M. René-Pierre Signé. Elle a été de moindre étendue !
M. Dominique Bussereau, secrétaire d'État. Si, vous le savez bien, la prévention a été améliorée. Les réactions ont été bien meilleures qu’en 1999.
M. Jean-Luc Mélenchon. L’évolution des services publics n’a rien arrangé !
M. Dominique Bussereau, secrétaire d'État. Monsieur Carrère, à partir du moment où tout le monde s’est mobilisé, il faut aller jusqu’au bout.
Le Président de la République s’est rendu sur place.
M. Jean-Louis Carrère. En Gironde !
M. Dominique Bussereau, secrétaire d'État. Le Premier ministre a réuni les élus.
Nous avons eu recours aux mêmes dispositifs que M. Jospin en 1999. Nous ne les avions alors pas contestés, car ils étaient adaptés.
Pour l’agriculture, ont été débloqués 7 millions d’euros pour l’allégement des charges, 3 millions d’euros pour leur report, 6 millions d’euros pour l’indemnisation des pertes de production des éleveurs, 9 millions d’euros pour les élevages, 3 millions d’euros pour les abris.
M. Jean-Louis Carrère. Et la forêt ?
M. Dominique Bussereau, secrétaire d'État. Pour ce qui concerne la forêt, vous avez raison, 590 000 hectares ont été affectés dans le massif des Landes de Gascogne. En Midi-Pyrénées et en Languedoc-Roussillon, environ 150 000 hectares sont concernés.
Le Plan chablis, mis en œuvre avec les collectivités, les régions, les départements, bref, avec l’ensemble des acteurs, s’élève à 600 millions d’euros de prêts bonifiés, dont 500 millions d’euros bénéficient d’une garantie publique permettant de mobiliser les prêts bonifiés. L’État assure aux collectivités une garantie, de façon transitoire, pour une durée d’un an. Michel Barnier me demande de vous indiquer que l’État tiendra ses engagements.

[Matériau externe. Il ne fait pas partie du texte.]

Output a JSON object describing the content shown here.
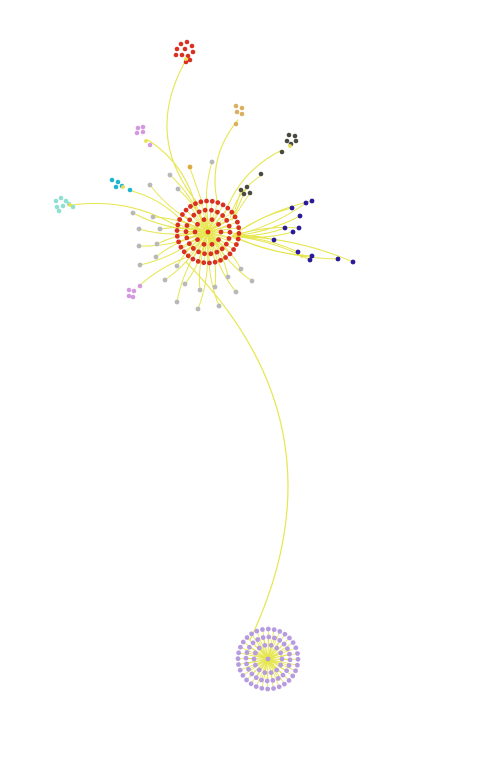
{
  "graph": {
    "edge_color": "#e6e64f",
    "colors": {
      "red": "#d93020",
      "grey": "#b8b8b8",
      "navy": "#2a1a9c",
      "lavender": "#b79be0",
      "pink": "#d49ae0",
      "cyan": "#1fb5d0",
      "aqua": "#8ee0d2",
      "orange": "#e0a840",
      "gold": "#d8b060",
      "darkgrey": "#4a4a40",
      "olive": "#8a8a40"
    },
    "clusters": [
      {
        "id": "main-hub",
        "color": "red"
      },
      {
        "id": "lower-hub",
        "color": "lavender"
      },
      {
        "id": "top-red-cluster",
        "color": "red"
      },
      {
        "id": "right-navy-branch",
        "color": "navy"
      },
      {
        "id": "left-aqua-cluster",
        "color": "aqua"
      },
      {
        "id": "left-cyan-cluster",
        "color": "cyan"
      },
      {
        "id": "upper-pink-cluster",
        "color": "pink"
      },
      {
        "id": "lower-pink-cluster",
        "color": "pink"
      },
      {
        "id": "gold-cluster",
        "color": "gold"
      },
      {
        "id": "dark-cluster",
        "color": "darkgrey"
      },
      {
        "id": "grey-satellites",
        "color": "grey"
      }
    ]
  }
}
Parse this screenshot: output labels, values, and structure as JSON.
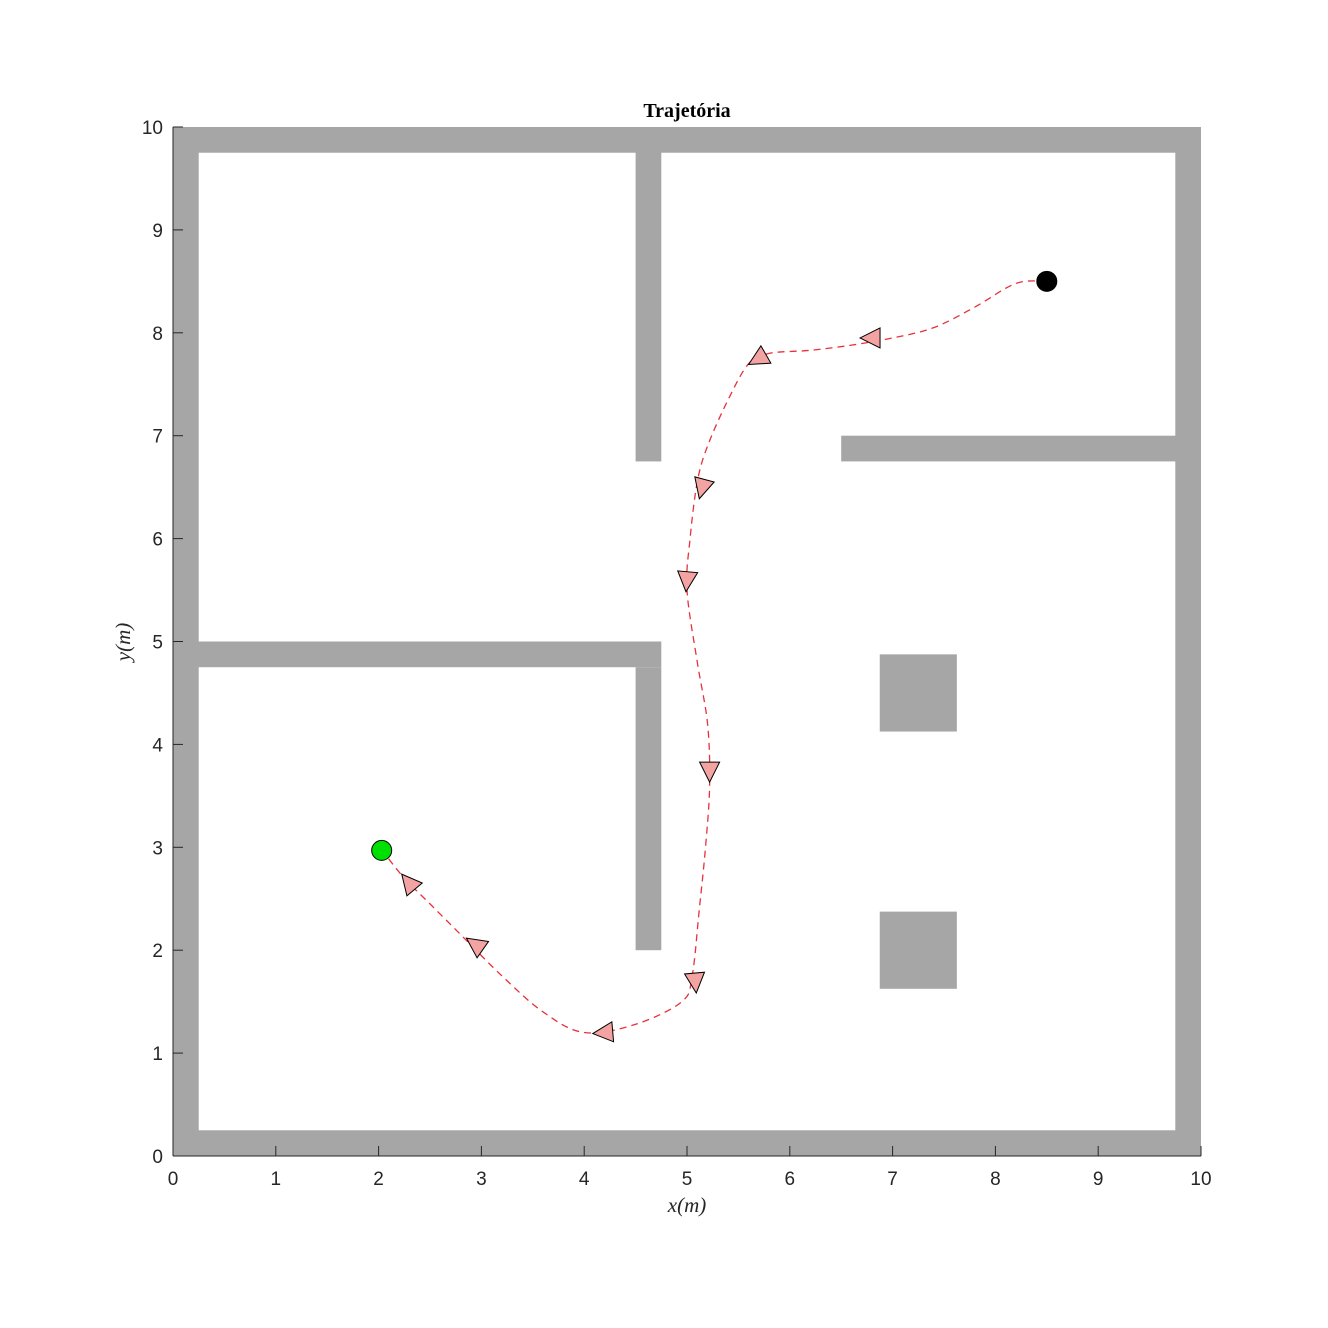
{
  "chart_data": {
    "type": "scatter",
    "title": "Trajetória",
    "xlabel": "x(m)",
    "ylabel": "y(m)",
    "xlim": [
      0,
      10
    ],
    "ylim": [
      0,
      10
    ],
    "xticks": [
      0,
      1,
      2,
      3,
      4,
      5,
      6,
      7,
      8,
      9,
      10
    ],
    "yticks": [
      0,
      1,
      2,
      3,
      4,
      5,
      6,
      7,
      8,
      9,
      10
    ],
    "grid": false,
    "obstacle_color": "#a6a6a6",
    "obstacles": [
      {
        "name": "wall-bottom",
        "x0": 0,
        "x1": 10,
        "y0": 0,
        "y1": 0.25
      },
      {
        "name": "wall-top",
        "x0": 0,
        "x1": 10,
        "y0": 9.75,
        "y1": 10
      },
      {
        "name": "wall-left",
        "x0": 0,
        "x1": 0.25,
        "y0": 0,
        "y1": 10
      },
      {
        "name": "wall-right",
        "x0": 9.75,
        "x1": 10,
        "y0": 0,
        "y1": 10
      },
      {
        "name": "wall-upper-divider",
        "x0": 4.5,
        "x1": 4.75,
        "y0": 6.75,
        "y1": 10
      },
      {
        "name": "wall-middle-horizontal",
        "x0": 0,
        "x1": 4.75,
        "y0": 4.75,
        "y1": 5
      },
      {
        "name": "wall-lower-divider",
        "x0": 4.5,
        "x1": 4.75,
        "y0": 2,
        "y1": 4.75
      },
      {
        "name": "wall-right-shelf",
        "x0": 6.5,
        "x1": 10,
        "y0": 6.75,
        "y1": 7
      },
      {
        "name": "block-upper",
        "x0": 6.875,
        "x1": 7.625,
        "y0": 4.125,
        "y1": 4.875
      },
      {
        "name": "block-lower",
        "x0": 6.875,
        "x1": 7.625,
        "y0": 1.625,
        "y1": 2.375
      }
    ],
    "series": [
      {
        "style": "dashed",
        "color": "#e8313a",
        "x": [
          8.5,
          8.2,
          7.8,
          7.4,
          7.0,
          6.6,
          6.2,
          5.8,
          5.6,
          5.4,
          5.2,
          5.1,
          5.03,
          5.0,
          5.1,
          5.2,
          5.22,
          5.18,
          5.12,
          5.05,
          4.95,
          4.5,
          4.0,
          3.6,
          3.2,
          2.8,
          2.5,
          2.25,
          2.05
        ],
        "y": [
          8.5,
          8.48,
          8.25,
          8.05,
          7.95,
          7.88,
          7.83,
          7.8,
          7.7,
          7.35,
          6.9,
          6.55,
          6.0,
          5.5,
          4.8,
          4.2,
          3.6,
          3.0,
          2.4,
          1.75,
          1.5,
          1.28,
          1.2,
          1.4,
          1.75,
          2.15,
          2.45,
          2.7,
          2.95
        ]
      }
    ],
    "direction_markers": [
      {
        "x": 6.8,
        "y": 7.95,
        "angle": 180
      },
      {
        "x": 5.7,
        "y": 7.75,
        "angle": 210
      },
      {
        "x": 5.15,
        "y": 6.5,
        "angle": 255
      },
      {
        "x": 5.0,
        "y": 5.6,
        "angle": 265
      },
      {
        "x": 5.22,
        "y": 3.75,
        "angle": 270
      },
      {
        "x": 5.08,
        "y": 1.7,
        "angle": 275
      },
      {
        "x": 4.2,
        "y": 1.2,
        "angle": 185
      },
      {
        "x": 2.95,
        "y": 2.05,
        "angle": 145
      },
      {
        "x": 2.3,
        "y": 2.65,
        "angle": 130
      }
    ],
    "marker_fill": "#f4a3a3",
    "start_point": {
      "x": 8.5,
      "y": 8.5,
      "color": "#000000"
    },
    "end_point": {
      "x": 2.03,
      "y": 2.97,
      "color": "#00e000"
    }
  }
}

Il affecte 60 millions d’euros aux plateformes de stockage, afin de sortir les bois et d’éviter le bleuissement, 300 millions d’euros à la reconstitution des boisements. Les ratios sont les mêmes qu’en 1999.
Enfin, Mme la ministre de l’intérieur a rappelé récemment à l’Assemblée nationale que les communes disposant d’une ressource forestière recevraient une compensation. L’État prendra en charge le chômage partiel. Les mesures fiscales d’aides ou de déductions sont les mêmes que celles qu’avait retenues le gouvernement en 1999.

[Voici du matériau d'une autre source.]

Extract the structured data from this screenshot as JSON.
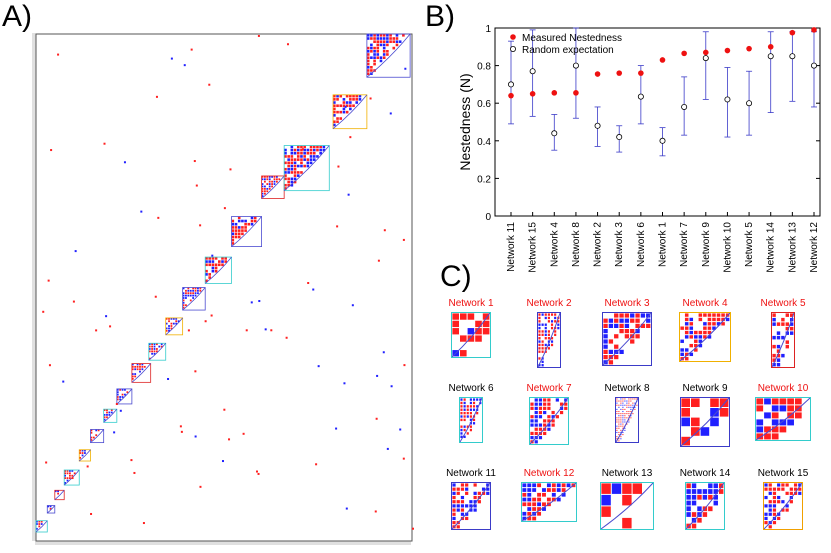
{
  "panel_labels": {
    "a": "A)",
    "b": "B)",
    "c": "C)"
  },
  "chart_data": [
    {
      "panel": "A)",
      "type": "heatmap",
      "title": "",
      "xlabel": "",
      "ylabel": "",
      "colors": {
        "module_a": "#ff2020",
        "module_b": "#2020ff",
        "frame_cyan": "#33cccc",
        "frame_blue": "#4b4bd0",
        "frame_red": "#dd2222",
        "frame_yellow": "#f0b000"
      }
    },
    {
      "panel": "B)",
      "type": "scatter",
      "title": "",
      "xlabel": "",
      "ylabel": "Nestedness (N)",
      "ylim": [
        0,
        1
      ],
      "yticks": [
        "0",
        "0.2",
        "0.4",
        "0.6",
        "0.8",
        "1"
      ],
      "grid": false,
      "legend_position": "top-left",
      "categories": [
        "Network 11",
        "Network 15",
        "Network 4",
        "Network 8",
        "Network 2",
        "Network 3",
        "Network 6",
        "Network 1",
        "Network 7",
        "Network 9",
        "Network 10",
        "Network 5",
        "Network 14",
        "Network 13",
        "Network 12"
      ],
      "series": [
        {
          "name": "Measured Nestedness",
          "color": "#ee1111",
          "marker": "filled-dot",
          "values": [
            0.64,
            0.65,
            0.655,
            0.655,
            0.755,
            0.76,
            0.76,
            0.83,
            0.865,
            0.87,
            0.88,
            0.89,
            0.9,
            0.975,
            0.99
          ]
        },
        {
          "name": "Random expectation",
          "color": "#3b3bc8",
          "marker": "open-circle",
          "values": [
            0.7,
            0.77,
            0.44,
            0.8,
            0.48,
            0.42,
            0.635,
            0.4,
            0.58,
            0.84,
            0.62,
            0.6,
            0.85,
            0.85,
            0.8
          ],
          "error_low": [
            0.49,
            0.53,
            0.35,
            0.52,
            0.37,
            0.34,
            0.49,
            0.32,
            0.43,
            0.62,
            0.42,
            0.43,
            0.55,
            0.61,
            0.58
          ],
          "error_high": [
            0.93,
            0.99,
            0.54,
            1.0,
            0.58,
            0.48,
            0.8,
            0.47,
            0.74,
            0.98,
            0.79,
            0.77,
            0.98,
            0.98,
            0.98
          ]
        }
      ]
    }
  ],
  "panel_c": {
    "networks": [
      {
        "name": "Network 1",
        "color": "#ee1111",
        "frame": "#33cccc"
      },
      {
        "name": "Network 2",
        "color": "#ee1111",
        "frame": "#3b3bc8"
      },
      {
        "name": "Network 3",
        "color": "#ee1111",
        "frame": "#3b3bc8"
      },
      {
        "name": "Network 4",
        "color": "#ee1111",
        "frame": "#f0b000"
      },
      {
        "name": "Network 5",
        "color": "#ee1111",
        "frame": "#dd2222"
      },
      {
        "name": "Network 6",
        "color": "#000000",
        "frame": "#33cccc"
      },
      {
        "name": "Network 7",
        "color": "#ee1111",
        "frame": "#33cccc"
      },
      {
        "name": "Network 8",
        "color": "#000000",
        "frame": "#3b3bc8"
      },
      {
        "name": "Network 9",
        "color": "#000000",
        "frame": "#3b3bc8"
      },
      {
        "name": "Network 10",
        "color": "#ee1111",
        "frame": "#33cccc"
      },
      {
        "name": "Network 11",
        "color": "#000000",
        "frame": "#3b3bc8"
      },
      {
        "name": "Network 12",
        "color": "#ee1111",
        "frame": "#33cccc"
      },
      {
        "name": "Network 13",
        "color": "#000000",
        "frame": "#33cccc"
      },
      {
        "name": "Network 14",
        "color": "#000000",
        "frame": "#33cccc"
      },
      {
        "name": "Network 15",
        "color": "#000000",
        "frame": "#f0a000"
      }
    ]
  }
}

Monsieur Carrère, l’État sera donc solidaire face à cette catastrophe, en partenariat avec les collectivités.
Permettez-moi de vous dire, en raison de mon expérience d’élu d’un département très sinistré en 1999, qu’à chaque fois que des guichets communs État-collectivités peuvent être mis en place – Jean-Pierre Raffarin l’avait fait dans sa région – on pourra gagner du temps et faciliter le règlement des problèmes.
En votre qualité de vice-président du conseil régional d’Aquitaine, vous savez qu’une réunion se tient aujourd’hui à Bordeaux avec l’ensemble de la filière, afin d’étudier la mise au point pratique des mesures retenues. (Applaudissements sur les travées de l’UMP et de l’Union centriste.)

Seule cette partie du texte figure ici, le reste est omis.